The demand environment is seen to have become stronger, even as the likelihood of a recession in the US in 2023 remains high
The analysts expect TCS to report fiscal Q4 revenue growth of 1.1 percent versus the previous quarter, and 11.2 percent increase over the same period a year earlier, in constant currency terms, which eliminates the impact of currency exchange rate fluctuations.
Image: Dhiraj Singh / Bloomberg via Getty Images
The mixed bag that is the IT services sector’s outlook continues to evolve rapidly. Even as a new, more positive estimate for the sector’s outlook emerged last week, more locally, hundreds of college graduates from 2022, who previously held job offers from LTIMindtree, found those offers in jeopardy.
LTIMindtree, India’s sixth biggest IT services company by revenue, has asked 700-800 graduates to submit to a new training and assessment programme to be eligible for “onboarding” as the process is known in the industry.

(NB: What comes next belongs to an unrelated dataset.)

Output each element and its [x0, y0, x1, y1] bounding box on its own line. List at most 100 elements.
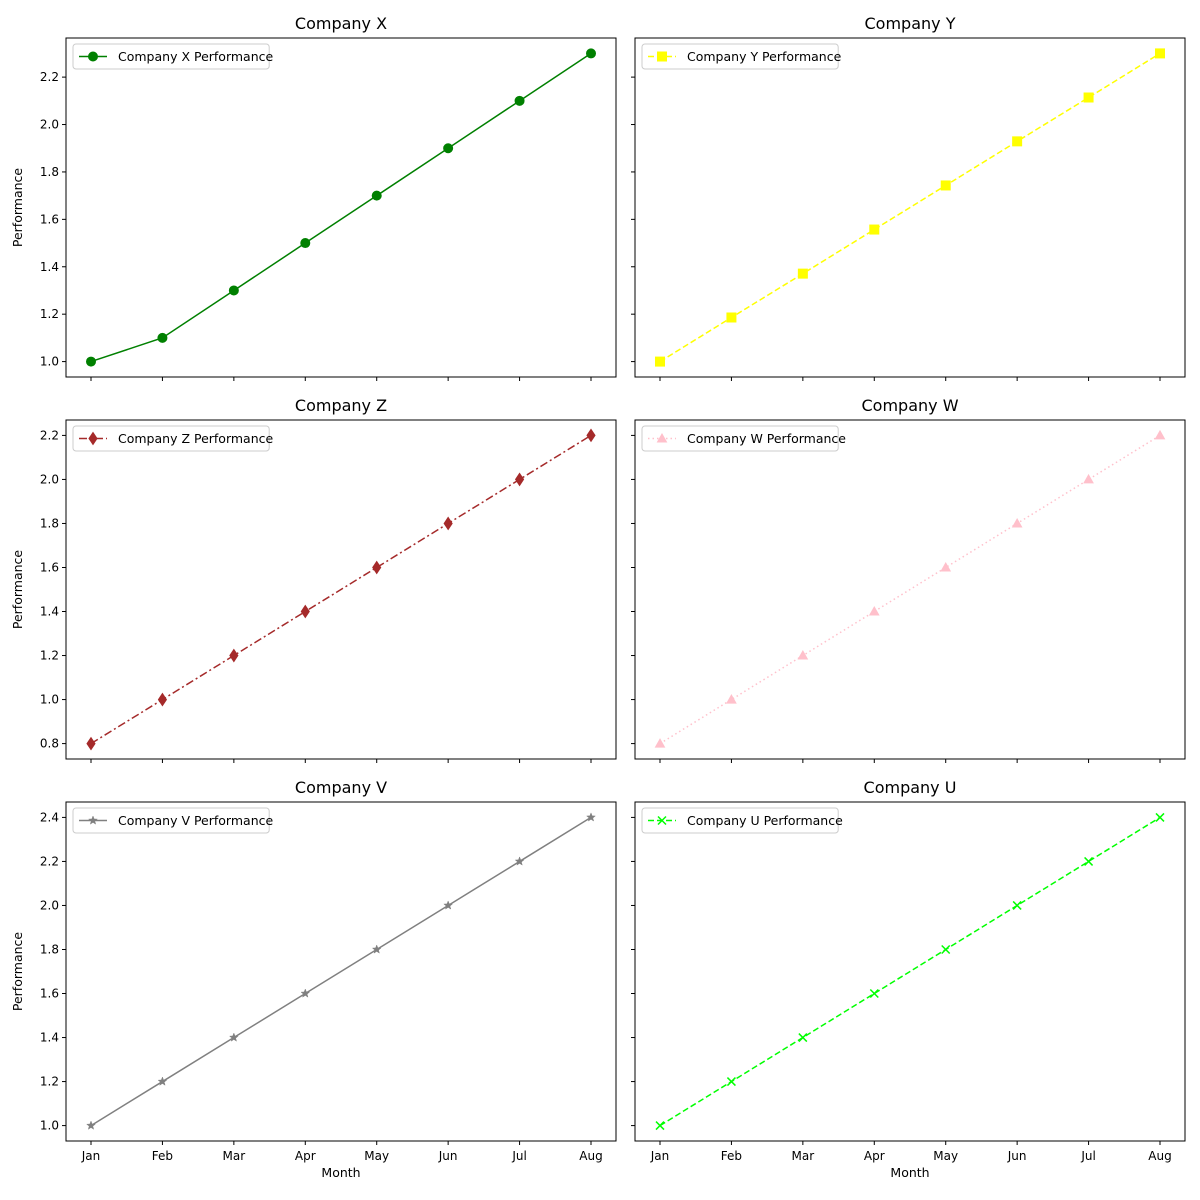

This estimate is from Nascent Information Technology Employees Senate (NITES), a Pune-based non-profit that seeks to organise the IT industry’s employees. An email to LTIMindtree had not elicited a response at the time this copy was published.
LTIMindtree’s move was “unethical,” Harpreet Singh Saluja, president of NITES, says in a statement.
The Larsen and Toubro group company isn’t alone. Ongoing macroeconomic uncertainties, including the high likelihood of a recession in the US this year—99 percent chance according to the latest estimate from The Conference Board, a non-profit business think tank—have made India’s biggest IT services companies circumspect.